New Student-Built Machine Converts Plant Waste to Natural Pigments

Imperial College London student Nicole Stjernswärd created KAIKU Living Color, a color-making machine that transforms the dyes in plant waste into paintable pigments. Photo courtesy of Nicole Stjernswärd/Imperial College London.

Nicole Stjernswärd, a graduate student at Imperial College London (London, United Kingdom), has created KAIKU Living Color, a machine that uses plant dyes to create natural powder pigments that can be used for paints, inks, and textiles, among other applications.

In a video on Stjernswärd’s website, she demonstrates how KAIKU works; dyes are boiled from natural waste, such as fruit and vegetable skins and peels; the liquid dyes are strained and then fed into the machine’s reservoirs; the machine extracts the dye and feeds it into an atomizing chamber that separates the liquid from solid; the liquid is converted into a mist that sprays above 100 °C (212 °F), causing it to vaporize and resulting in custom-colored powder pigments that provide a sustainable alternative to those produced by the petrochemical industry.

According to Imperial, Stjernswärd’s inspiration for the KAIKU project began with oil paints, which used to be produced via natural, rather than synthetic, processes.

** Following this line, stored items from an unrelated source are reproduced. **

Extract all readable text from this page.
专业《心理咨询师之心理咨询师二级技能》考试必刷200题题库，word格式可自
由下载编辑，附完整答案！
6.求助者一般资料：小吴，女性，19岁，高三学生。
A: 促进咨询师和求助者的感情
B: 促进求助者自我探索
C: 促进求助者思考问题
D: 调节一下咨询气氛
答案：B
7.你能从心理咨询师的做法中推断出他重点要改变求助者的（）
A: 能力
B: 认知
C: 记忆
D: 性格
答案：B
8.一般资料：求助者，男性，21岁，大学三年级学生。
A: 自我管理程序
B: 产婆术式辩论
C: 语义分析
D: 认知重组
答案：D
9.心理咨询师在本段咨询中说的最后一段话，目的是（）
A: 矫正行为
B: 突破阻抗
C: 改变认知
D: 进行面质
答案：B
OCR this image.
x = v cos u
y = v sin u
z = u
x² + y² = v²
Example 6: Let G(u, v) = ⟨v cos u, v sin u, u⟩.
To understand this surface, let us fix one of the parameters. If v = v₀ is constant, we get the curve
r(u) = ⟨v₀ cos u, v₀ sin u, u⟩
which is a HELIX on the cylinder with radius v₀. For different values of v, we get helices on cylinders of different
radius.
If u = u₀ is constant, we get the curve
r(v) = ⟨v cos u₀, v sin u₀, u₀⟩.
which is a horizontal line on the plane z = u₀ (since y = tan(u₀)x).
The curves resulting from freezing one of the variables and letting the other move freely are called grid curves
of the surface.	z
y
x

Stjernswärd met with textile designers who expressed an interest in natural dyes that wouldn’t decompose quickly. With that in mind, she says she developed a machine that “uses existing, old knowledge that people might have forgotten about, incorporating new technologies.”

The “existing, old knowledge” refers to relying on plants and minerals as a source of pigment—which they had been prior to the modern era of industrialization—while “new technologies” makes natural dyes easier to use and longer lasting.

Stjernswärd designed and developed KAIKU while enrolled in the Innovation Design Engineering Master’s course, which is offered jointly by Imperial and the Royal College of Art (London, United Kingdom). She says that this study allowed her to “access specialists in the field and experts on both sides” and she hopes to continue her interdisciplinary work after graduation.